Yes, but was it woke? Was the stagecraft behind this Super Bowl, both in the stadium and on TV, some kind of “statement” about America Today? Is progressive culture now “back” in any meaningful sense? The choice of Bad Bunny to headline the half-time show may have been ragebait for Red America, but however convincingly the field at Levis’s Stadium was terraformed to resemble the hinterland of San Juan (it was not very convincing), the Super Bowl did not ultimately herald some permanent “turn” on the part of the NFL toward cultural progressivism. No one, not even Benito Antonio Martínez Ocasio himself, “libbed out”; however welcome or unexpected it might have been, the half-time spectacular saw no big protest about ICE or lament of the country’s rapid descent into authoritarianism. After last year’s Super Bowl turned into a Trumpified debacle, Sunday was all about evening up the ledger, about welcoming the sport’s non-Maga contingent back into the tent – a project in which the inclusion of Bad Bunny, the day’s lack of on- or off-field drama, and the bipartisan shock over $180 burgers all played a galvanizing role.

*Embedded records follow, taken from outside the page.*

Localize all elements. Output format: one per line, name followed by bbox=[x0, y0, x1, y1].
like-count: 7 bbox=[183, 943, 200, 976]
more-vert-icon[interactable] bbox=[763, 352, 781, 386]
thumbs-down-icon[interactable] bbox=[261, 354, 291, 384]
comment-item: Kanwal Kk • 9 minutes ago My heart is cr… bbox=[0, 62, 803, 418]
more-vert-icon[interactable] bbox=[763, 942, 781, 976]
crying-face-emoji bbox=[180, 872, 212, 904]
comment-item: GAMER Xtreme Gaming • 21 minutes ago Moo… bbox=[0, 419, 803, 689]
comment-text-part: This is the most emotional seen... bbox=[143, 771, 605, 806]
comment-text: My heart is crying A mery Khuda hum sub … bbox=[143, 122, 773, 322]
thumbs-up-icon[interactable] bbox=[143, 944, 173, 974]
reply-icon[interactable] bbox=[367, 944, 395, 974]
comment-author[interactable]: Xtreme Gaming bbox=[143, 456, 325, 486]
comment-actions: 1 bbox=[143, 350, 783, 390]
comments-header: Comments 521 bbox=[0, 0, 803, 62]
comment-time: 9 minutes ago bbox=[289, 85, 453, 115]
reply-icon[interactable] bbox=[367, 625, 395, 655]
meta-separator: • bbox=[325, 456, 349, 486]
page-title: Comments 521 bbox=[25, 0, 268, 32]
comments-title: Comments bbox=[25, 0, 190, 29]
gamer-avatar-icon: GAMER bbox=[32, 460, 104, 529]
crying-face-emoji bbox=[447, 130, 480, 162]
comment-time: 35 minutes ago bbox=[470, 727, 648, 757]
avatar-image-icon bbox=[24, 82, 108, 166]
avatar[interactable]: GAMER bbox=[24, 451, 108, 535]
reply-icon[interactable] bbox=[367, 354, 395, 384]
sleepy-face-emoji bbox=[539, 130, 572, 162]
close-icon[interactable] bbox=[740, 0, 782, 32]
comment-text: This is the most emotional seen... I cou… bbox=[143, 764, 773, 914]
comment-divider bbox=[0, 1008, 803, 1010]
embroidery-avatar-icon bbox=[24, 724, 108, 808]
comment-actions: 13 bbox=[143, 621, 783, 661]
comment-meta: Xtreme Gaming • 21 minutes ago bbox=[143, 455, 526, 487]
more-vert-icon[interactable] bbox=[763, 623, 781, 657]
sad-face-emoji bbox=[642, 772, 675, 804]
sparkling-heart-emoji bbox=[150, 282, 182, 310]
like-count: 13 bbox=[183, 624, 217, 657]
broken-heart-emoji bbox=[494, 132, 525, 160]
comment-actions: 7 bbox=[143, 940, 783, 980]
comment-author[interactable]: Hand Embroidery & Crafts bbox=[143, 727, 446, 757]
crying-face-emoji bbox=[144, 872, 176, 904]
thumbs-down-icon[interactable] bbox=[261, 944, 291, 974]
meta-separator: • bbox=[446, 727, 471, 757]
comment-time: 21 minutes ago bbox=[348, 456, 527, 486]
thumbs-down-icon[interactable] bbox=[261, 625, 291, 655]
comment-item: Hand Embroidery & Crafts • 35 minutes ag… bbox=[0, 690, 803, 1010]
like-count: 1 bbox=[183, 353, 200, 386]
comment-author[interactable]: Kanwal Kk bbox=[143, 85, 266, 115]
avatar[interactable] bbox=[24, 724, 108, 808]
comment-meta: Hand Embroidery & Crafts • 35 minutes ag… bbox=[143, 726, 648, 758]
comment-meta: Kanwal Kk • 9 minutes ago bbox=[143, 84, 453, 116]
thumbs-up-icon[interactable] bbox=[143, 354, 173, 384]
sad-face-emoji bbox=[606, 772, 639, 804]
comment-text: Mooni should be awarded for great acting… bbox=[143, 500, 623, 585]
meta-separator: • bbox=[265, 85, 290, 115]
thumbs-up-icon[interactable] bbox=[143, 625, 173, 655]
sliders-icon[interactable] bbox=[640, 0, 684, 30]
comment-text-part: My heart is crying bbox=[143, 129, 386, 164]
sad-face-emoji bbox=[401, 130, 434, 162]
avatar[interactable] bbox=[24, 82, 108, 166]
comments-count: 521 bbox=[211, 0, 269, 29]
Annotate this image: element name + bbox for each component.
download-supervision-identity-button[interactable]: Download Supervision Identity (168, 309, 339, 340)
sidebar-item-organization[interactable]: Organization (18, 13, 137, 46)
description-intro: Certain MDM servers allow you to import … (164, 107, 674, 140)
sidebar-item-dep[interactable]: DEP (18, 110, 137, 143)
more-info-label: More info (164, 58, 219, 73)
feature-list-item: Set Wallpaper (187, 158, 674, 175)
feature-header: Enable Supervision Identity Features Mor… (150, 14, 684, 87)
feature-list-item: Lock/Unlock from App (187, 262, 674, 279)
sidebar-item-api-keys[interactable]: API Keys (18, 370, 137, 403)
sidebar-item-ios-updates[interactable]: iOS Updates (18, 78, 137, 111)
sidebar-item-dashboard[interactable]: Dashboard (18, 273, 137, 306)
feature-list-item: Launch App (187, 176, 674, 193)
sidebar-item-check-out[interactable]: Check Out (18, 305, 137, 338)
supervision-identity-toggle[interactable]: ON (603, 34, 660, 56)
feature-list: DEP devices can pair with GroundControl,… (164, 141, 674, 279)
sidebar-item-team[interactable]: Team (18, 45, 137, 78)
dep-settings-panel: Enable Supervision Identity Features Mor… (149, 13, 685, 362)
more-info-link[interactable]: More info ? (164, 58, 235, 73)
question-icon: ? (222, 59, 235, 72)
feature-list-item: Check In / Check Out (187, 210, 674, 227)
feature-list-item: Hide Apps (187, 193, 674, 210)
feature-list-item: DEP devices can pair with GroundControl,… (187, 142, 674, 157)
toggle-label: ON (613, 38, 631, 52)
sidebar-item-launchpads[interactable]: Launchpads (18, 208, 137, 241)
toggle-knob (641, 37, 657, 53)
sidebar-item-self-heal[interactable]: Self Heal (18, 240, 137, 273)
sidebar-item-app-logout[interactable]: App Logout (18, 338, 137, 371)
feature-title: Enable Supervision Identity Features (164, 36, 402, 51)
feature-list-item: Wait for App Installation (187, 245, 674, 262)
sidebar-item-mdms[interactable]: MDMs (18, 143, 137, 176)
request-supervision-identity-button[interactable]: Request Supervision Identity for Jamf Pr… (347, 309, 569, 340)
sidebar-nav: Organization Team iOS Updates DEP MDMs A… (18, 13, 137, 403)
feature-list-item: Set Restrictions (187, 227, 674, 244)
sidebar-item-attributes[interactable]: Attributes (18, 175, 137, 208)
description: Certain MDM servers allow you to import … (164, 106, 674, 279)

As always it was the ads, rather than events in the stadium, that said the most about the state of the world today. Apart from a few outliers – Guy Fieri as “some guy” in an ad for Bosch power tools, Adrien Brody going method for TurboTax, William Shatner as a near-incontinent ambassador for Raisin Bran named “Will Shat” – this year’s commercials advertised products that fit a dependable number of recurring categories: AI, gambling, food delivery and insurance. Here, in taxonomical miniature, was a brilliant summary of what culture has in store for us: slop, speculation, a retreat from the commons, and indemnification – if we’re lucky – against the disasters that await. Amid the tedium of action on the field, this Super Bowl offered a powerful advertisement for the theater and violence of capitalism as usual.